Imagine that you and your ancestors have been living in an area for 175 years; but you don't have any right to own a land. Imagine that after living in an area for so many years, you cannot even sell a tree that you planted without the permission of the 'authority'.

Imagine, your children can not go to proper schools. Your pay is so poor that it can hardly feed your family. But you cannot say much because as a worker, you work under an exclusive labour law that is not applicable for any other profession.

This is the story of almost any tea garden worker in the country.

"We have no land right on this land. If I plant a tree, I can't cut it without the signature of manager," said tea garden worker Rajkumari Bin, at the Shamsher Nagar tea estate in Srimangal.

She and the other tea workers are all decedents of minority communities from South India, Bihar, Orissa and even Uttar Pradesh.

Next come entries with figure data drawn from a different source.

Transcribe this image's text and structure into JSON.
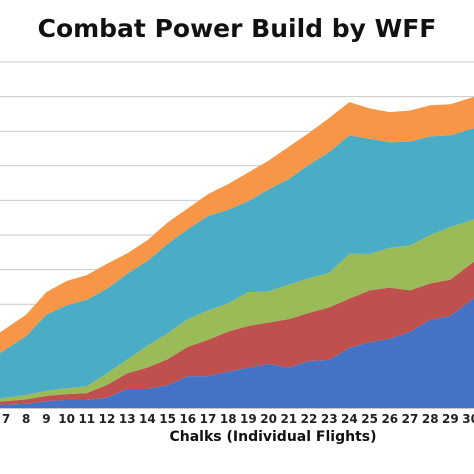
{
  "chart_data": {
    "type": "area",
    "stacked": true,
    "title": "Combat Power Build by WFF",
    "xlabel": "Chalks (Individual Flights)",
    "ylabel": "",
    "categories": [
      "7",
      "8",
      "9",
      "10",
      "11",
      "12",
      "13",
      "14",
      "15",
      "16",
      "17",
      "18",
      "19",
      "20",
      "21",
      "22",
      "23",
      "24",
      "25",
      "26",
      "27",
      "28",
      "29",
      "30"
    ],
    "grid": true,
    "ylim": [
      0,
      100
    ],
    "series": [
      {
        "color": "#4472C4",
        "values": [
          1.0,
          1.2,
          2.0,
          2.3,
          2.3,
          3.0,
          5.5,
          5.5,
          6.6,
          9.2,
          9.2,
          10.5,
          11.7,
          12.7,
          11.7,
          13.6,
          13.9,
          17.4,
          19.0,
          20.0,
          22.0,
          25.5,
          26.6,
          31.0
        ]
      },
      {
        "color": "#C0504D",
        "values": [
          1.0,
          1.3,
          1.5,
          1.7,
          2.0,
          3.7,
          4.5,
          6.2,
          7.5,
          8.5,
          10.5,
          11.6,
          12.0,
          12.0,
          14.0,
          13.9,
          15.2,
          14.2,
          15.0,
          14.8,
          12.0,
          10.5,
          10.5,
          10.6
        ]
      },
      {
        "color": "#9BBB59",
        "values": [
          1.0,
          1.3,
          1.5,
          1.7,
          2.0,
          3.3,
          4.0,
          6.3,
          7.5,
          8.0,
          8.5,
          8.2,
          9.8,
          9.0,
          10.0,
          10.0,
          10.0,
          13.0,
          10.5,
          11.5,
          13.0,
          14.0,
          15.2,
          12.6
        ]
      },
      {
        "color": "#4BACC6",
        "values": [
          14.0,
          17.0,
          22.0,
          24.0,
          25.0,
          24.5,
          24.8,
          24.5,
          25.8,
          26.0,
          27.3,
          27.0,
          26.3,
          29.5,
          30.5,
          32.8,
          34.9,
          34.2,
          33.3,
          30.5,
          30.0,
          28.5,
          26.5,
          26.4
        ]
      },
      {
        "color": "#F79646",
        "values": [
          6.0,
          6.2,
          6.5,
          7.0,
          7.1,
          7.2,
          5.9,
          6.0,
          6.2,
          6.0,
          6.3,
          7.4,
          8.3,
          8.3,
          9.3,
          9.2,
          9.8,
          9.6,
          8.8,
          8.7,
          9.0,
          9.0,
          9.0,
          9.0
        ]
      }
    ]
  }
}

Their ancestors were brought here nearly 175 years ago by the then British Raj who treated them like slaves. The British rulers have left long ago and Bangladesh emerged as an independent nation. But till today, they are still not treated like citizens of the country.

Garden workers are treated under a discriminatory labour law that the British Raj had introduced across the sub-continent.

"The maternity leave for a tea garden worker is four months. But other workers get six months maternity leave," says Sitaram Bin, a member of tea garden workers' union and Shamsher Nagar UP member, "this is clear case of discrimination in the labour law in the same country."

The workers are very poorly paid. They get much lower wages than the Indian tea workers. Their wage rate is daily 85 taka now which is not sufficient to maintain their livelihood—especially when the areas around a tea estate do not offer other job opportunities.

"We are 10 members living together in our family, how can we survive with this meagre 85 taka?" asks worker Rajkumari Bin.  

A worker is allotted a single room by the estate. A single room is crowded with people of different ages of the family.  

Cattle or domesticated animals and human beings are often seen living together under one roof. This is also the common scenario of living condition among the tea garden workers.

The education and health condition of the tea garden workers are in a poor state as well. There is no primary school even in the government owned National Tea Company's gardens.

The working condition of garden workers is dismal. Besides, they are socially excluded, overwhelmingly illiterate, deprived and disconnected.

The condition of the workers stands as a stark contrast to that of the country's tea estates—which are among the most beautiful places to visit because of the lush green landscape, the silence and the hilly terrain.